Here are some other ways you can help prepare your child for school in the fall:

  • Make sure your children understand why it is important to be careful – even if they aren’t old enough to understand the details of COVID-19, you should be able to communicate concepts about avoiding sickness and taking steps to protect the health of other people.
  • Teach your children proper hygiene and encourage them to wash their hands often – your child should also get used to wearing a mask, as it may be a requirement for in-person instruction.
  • Set a good example for your child when it comes to things like handwashing, wearing a mask, and social distancing – if you don’t do it, your child may not think it’s important for them to.
  • Talk to your partner and create a plan in case one of you gets sick – you should decide who will care for your child if neither of you is able to and communicate the plan to your child, if they are old enough to understand it without causing undue anxiety.

Here are some additional steps you should take to prepare for the upcoming school year:

  • If you expect some of your child’s education to be done remotely, consider upgrading your home computer and internet service so your child’s instruction won’t be interrupted by technical difficulties. Make sure your child knows how to use the technology as well.
  • Stay in touch with your child’s teacher and school – get on the email list if you aren’t already and make sure the school has your contact information. You may need to be a little more proactive this school year if you haven’t been in the past.
  • Choose a secondary emergency contact for your child and make sure they know who it is.
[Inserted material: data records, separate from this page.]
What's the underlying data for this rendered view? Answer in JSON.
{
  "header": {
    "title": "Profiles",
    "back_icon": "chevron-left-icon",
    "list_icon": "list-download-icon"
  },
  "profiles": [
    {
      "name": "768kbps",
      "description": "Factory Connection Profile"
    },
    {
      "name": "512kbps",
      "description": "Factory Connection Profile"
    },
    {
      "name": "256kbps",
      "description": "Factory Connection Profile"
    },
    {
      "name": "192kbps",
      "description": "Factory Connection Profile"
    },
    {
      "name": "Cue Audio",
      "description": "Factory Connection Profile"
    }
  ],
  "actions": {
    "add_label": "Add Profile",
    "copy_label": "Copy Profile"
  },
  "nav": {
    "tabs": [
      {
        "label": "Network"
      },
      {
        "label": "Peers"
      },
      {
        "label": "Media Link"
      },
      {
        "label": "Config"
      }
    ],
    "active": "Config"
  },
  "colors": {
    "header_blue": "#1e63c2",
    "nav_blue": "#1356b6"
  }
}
If something happens and you can’t be contacted, you should have a backup plan.

As much as you try to prepare for every possibility, you can’t predict exactly what the upcoming school year will look like. Gather as much information as you can from your child’s school to prepare yourself, but don’t forget to involve your children in the conversation as well.

Ask your children about their concerns with going back to school. Some children may be nervous about the disease itself while others may have fears of being behind in their learning. As a parent, it’s your job to ensure that your child is cared for in all aspects of life and that includes their mental wellbeing. There are plenty of resources online to help you answer your child’s questions about the coronavirus and your child’s school may have additional resources and tips for making the transition back to school.

Though it may not be clear what the fall of the 2020-21 school year will look like, one thing is for certain – your child’s education must go on. Follow the recommendations of the CDC and local officials and do what you can as a parent to prioritize your child’s education while keeping him safe and healthy.